There is no doubt that we live in the era of the PR crisis. More often than not, we can log onto any social media platform and see a digital war of the words between brands and consumers alike. So much so, that when it goes wrong, it can be catastrophic. So how can we shut down these situations peacefully – or avoid them altogether?
More than ever, consumers want to shop from brands that have a clearly stated and communicated set of values. Because we are now not afraid to “call out”, fashion and beauty brands are now the most at risk of facing any kind of public relations crisis. Brands now need to pre-empt a crisis before it happens, examining how they function as a company, alongside the methods they use to create their imagery and products. The key lies in being able to respond quickly and effectively when potential mistakes happen.
The first step in forward-thinking progress is to keep on top of monitoring what’s being said about your brand. This could be achieved through software services such as Signal and Trendkite, enabling day-to-day monitoring becoming part of the overall branding process. It’s equally as important to stop the spreading of any inaccurate information, and identifying any “outrage messengers” as quickly as possible. Empowering the right people to do this can be of great benefit. Using the right leaders from the right parts of the company (whether they’re from IT, legal or financial depending on the type of response needed) can ensure things are dealt with both effectively and thoroughly. Keeping the internal communication flowing can ensure the response is correctly distributed to any stores or external areas if the situation calls for it.

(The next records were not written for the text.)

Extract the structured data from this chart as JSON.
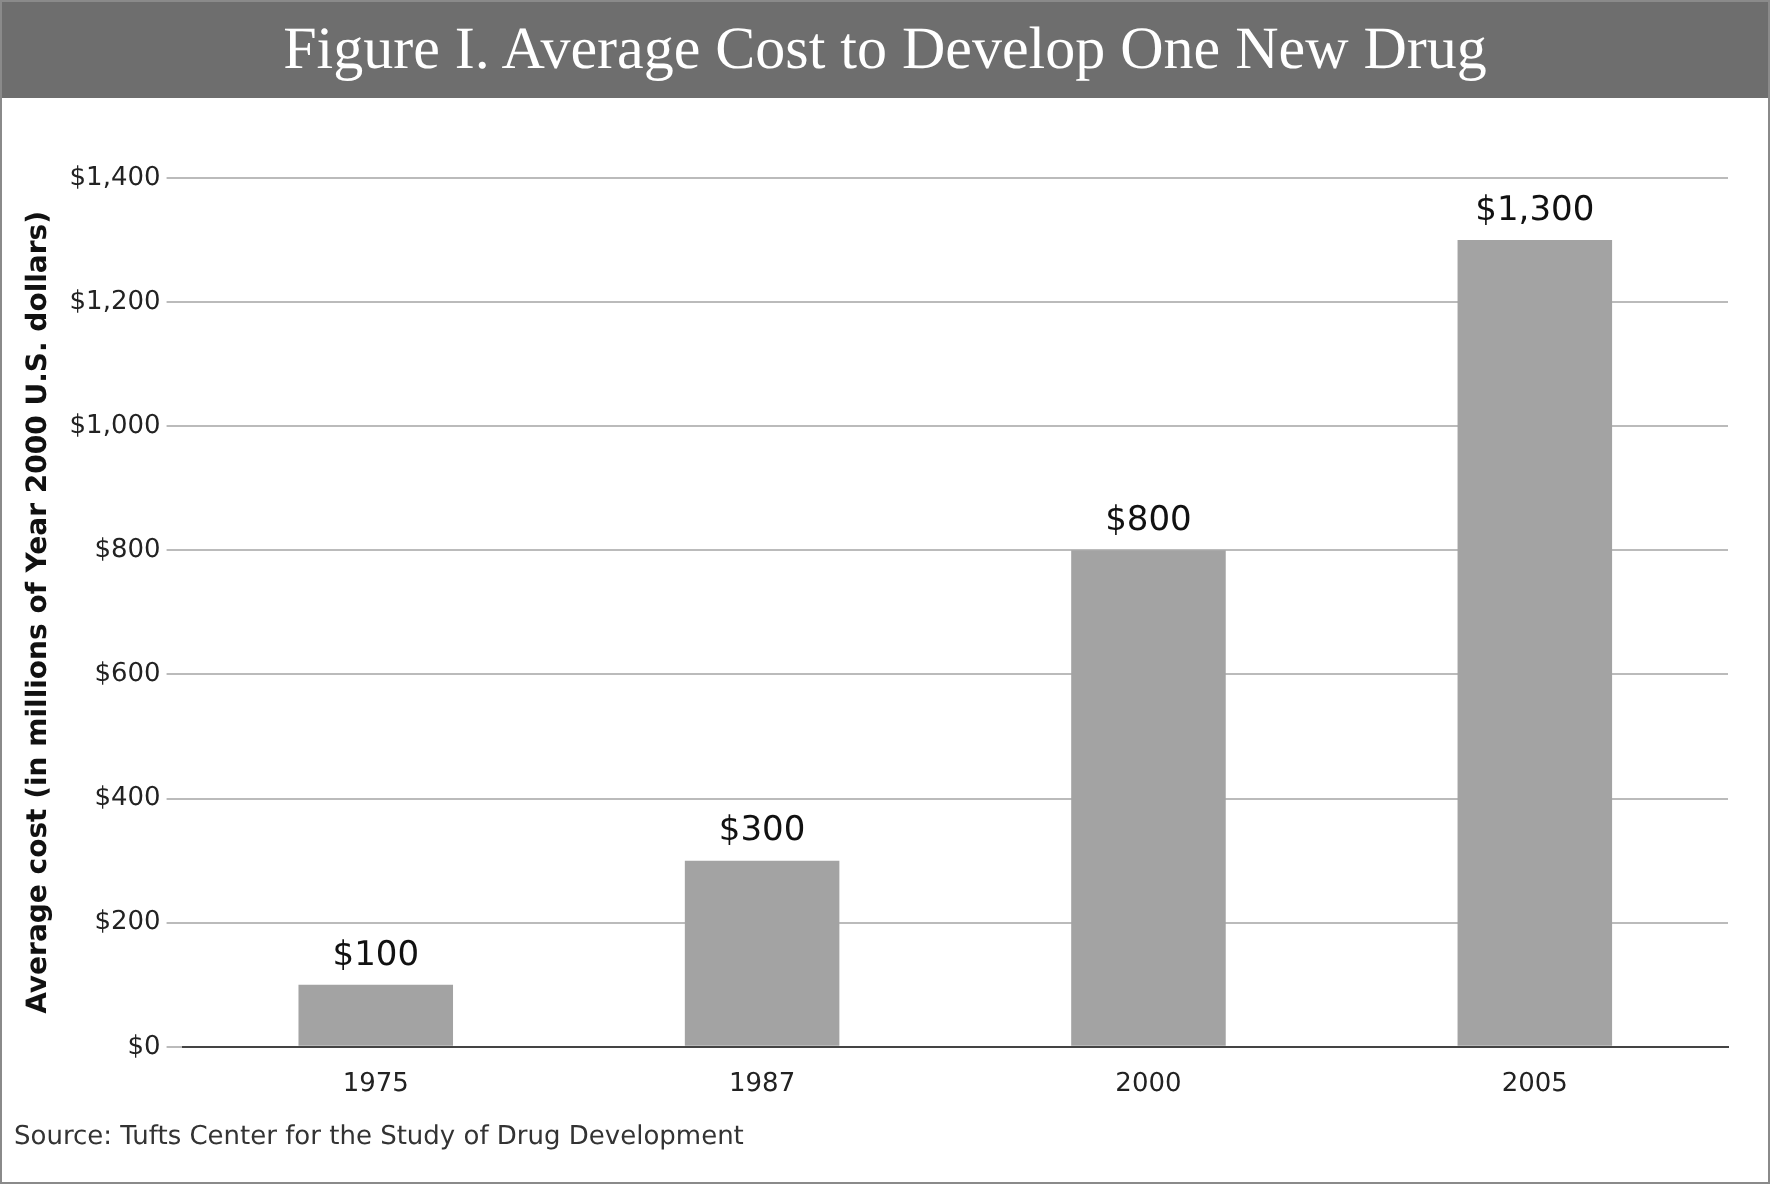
{
  "chart_data": {
    "type": "bar",
    "title": "Figure I. Average Cost to Develop One New Drug",
    "ylabel": "Average cost (in millions of Year 2000 U.S. dollars)",
    "categories": [
      "1975",
      "1987",
      "2000",
      "2005"
    ],
    "values": [
      100,
      300,
      800,
      1300
    ],
    "value_labels": [
      "$100",
      "$300",
      "$800",
      "$1,300"
    ],
    "color": "#a3a3a3",
    "ylim": [
      0,
      1400
    ],
    "yticks": [
      {
        "value": 0,
        "label": "$0"
      },
      {
        "value": 200,
        "label": "$200"
      },
      {
        "value": 400,
        "label": "$400"
      },
      {
        "value": 600,
        "label": "$600"
      },
      {
        "value": 800,
        "label": "$800"
      },
      {
        "value": 1000,
        "label": "$1,000"
      },
      {
        "value": 1200,
        "label": "$1,200"
      },
      {
        "value": 1400,
        "label": "$1,400"
      }
    ],
    "grid": "y",
    "legend": false,
    "annotations": [
      "Source: Tufts Center for the Study of Drug Development"
    ]
  }
}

The next step is to perfect the apology itself. There is no set blueprint for this, but must be completely authentic and far from defensive. This should also reflect the tone that the brand already operates on – if your strategy is to be your consumer’s friend, a corporate sounding apology won’t do you any favours. The same can be said for overreacting, as not every crisis actually warrants a kind of public statement. Other key elements include vetting potentially problematic material (nipping ‘risky’ creative output in the bud before it may be taken the wrong way) as well as identifying when your brand is vulnerable - what do people already assume about you, and what can be misconstrued? No two crises are ever alike, and no plan can be fully set or stuck to. Continuing to learn from yourself, as well as your competitors, makes sure to avoid the need for ‘call-out culture’ to end up at your door altogether.